No apaguemos la llama humeante (cf. Is 42,3), que nunca enferma, y
dejemos que reavive la esperanza.
Abrazar su Cruz es animarse a
abrazar todas las contrariedades del tiempo presente, abandonando por un
instante nuestro afán de omnipotencia y posesión para darle espacio a
la creatividad que sólo el Espíritu es capaz de suscitar. Es animarse a
motivar espacios donde todos puedan sentirse convocados y permitir
nuevas formas de hospitalidad, de fraternidad y de solidaridad. En su
Cruz hemos sido salvados para hospedar la esperanza y dejar que sea ella
quien fortalezca y sostenga todas las medidas y caminos posibles que
nos ayuden a cuidarnos y a cuidar. Abrazar al Señor para abrazar la
esperanza. Esta es la fuerza de la fe, que libera del miedo y da
esperanza.
«¿Por qué tenéis miedo? ¿Aún no tenéis fe?». Queridos
hermanos y hermanas: Desde este lugar, que narra la fe pétrea de Pedro,
esta tarde me gustaría confiarlos a todos al Señor, a través de la
intercesión de la Virgen, salud de su pueblo, estrella del mar
tempestuoso.
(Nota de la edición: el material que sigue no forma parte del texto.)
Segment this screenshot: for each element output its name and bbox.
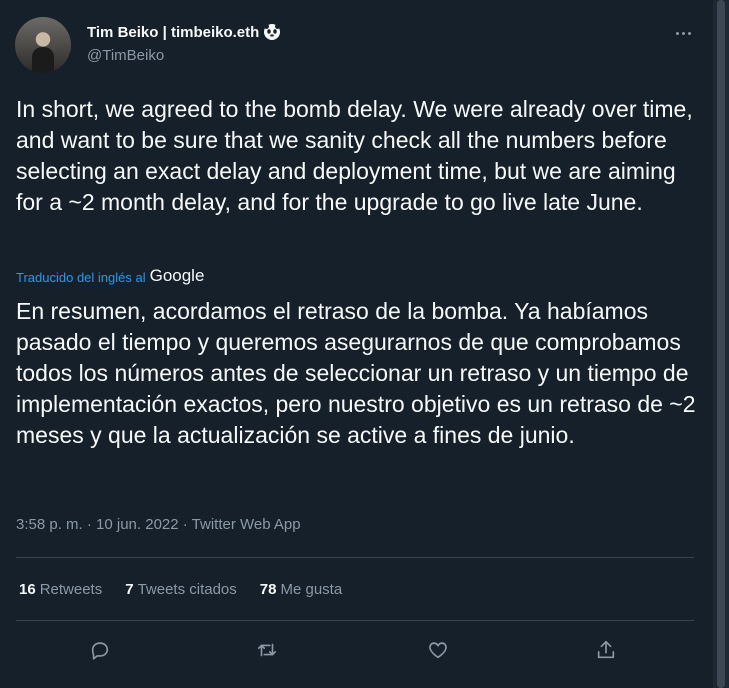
author-handle[interactable]: @TimBeiko [87, 47, 281, 64]
translated-text: En resumen, acordamos el retraso de la b… [16, 298, 696, 448]
retweets-stat[interactable]: 16 Retweets [19, 581, 102, 598]
retweet-icon [257, 643, 277, 657]
avatar[interactable] [15, 17, 71, 73]
translated-by[interactable]: Traducido del inglés al Google [16, 266, 205, 287]
reply-icon [91, 642, 109, 660]
scrollbar[interactable] [713, 0, 729, 688]
more-button[interactable] [668, 23, 698, 43]
divider [16, 620, 694, 621]
tweet-stats: 16 Retweets 7 Tweets citados 78 Me gusta [19, 581, 342, 598]
tweet-detail: Tim Beiko | timbeiko.eth @TimBeiko In sh… [0, 0, 713, 688]
google-logo: Google [149, 266, 205, 285]
retweet-button[interactable] [253, 636, 281, 664]
like-button[interactable] [424, 636, 452, 664]
scrollbar-thumb[interactable] [717, 0, 725, 688]
translated-label[interactable]: Traducido del inglés al [16, 270, 146, 285]
share-icon [597, 640, 615, 659]
likes-stat[interactable]: 78 Me gusta [260, 581, 342, 598]
divider [16, 557, 694, 558]
reply-button[interactable] [86, 636, 114, 664]
author-name-row[interactable]: Tim Beiko | timbeiko.eth [87, 22, 281, 42]
more-icon [675, 31, 679, 35]
author-block: Tim Beiko | timbeiko.eth @TimBeiko [87, 22, 281, 64]
share-button[interactable] [592, 636, 620, 664]
like-icon [429, 642, 447, 659]
display-name[interactable]: Tim Beiko | timbeiko.eth [87, 24, 259, 41]
tweet-timestamp[interactable]: 3:58 p. m. · 10 jun. 2022 · Twitter Web … [16, 516, 301, 533]
tweet-text: In short, we agreed to the bomb delay. W… [16, 96, 693, 215]
panda-icon [264, 24, 281, 40]
tweet-actions [16, 636, 694, 666]
quotes-stat[interactable]: 7 Tweets citados [125, 581, 237, 598]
Desde esta columnata que abraza a Roma y al mundo,
descienda sobre vosotros, como un abrazo consolador, la bendición de
Dios. Señor, bendice al mundo, da salud a los cuerpos y consuela los
corazones. Nos pides que no sintamos temor. Pero nuestra fe es débil y
tenemos miedo. Mas tú, Señor, no nos abandones a merced de la tormenta.
Repites de nuevo: «No tengáis miedo» (Mt 28,5). Y nosotros, junto con
Pedro, “descargamos en ti todo nuestro agobio, porque Tú nos cuidas”
(cf. 1 P 5,7).
Fuente foto y texto, Vatican.va.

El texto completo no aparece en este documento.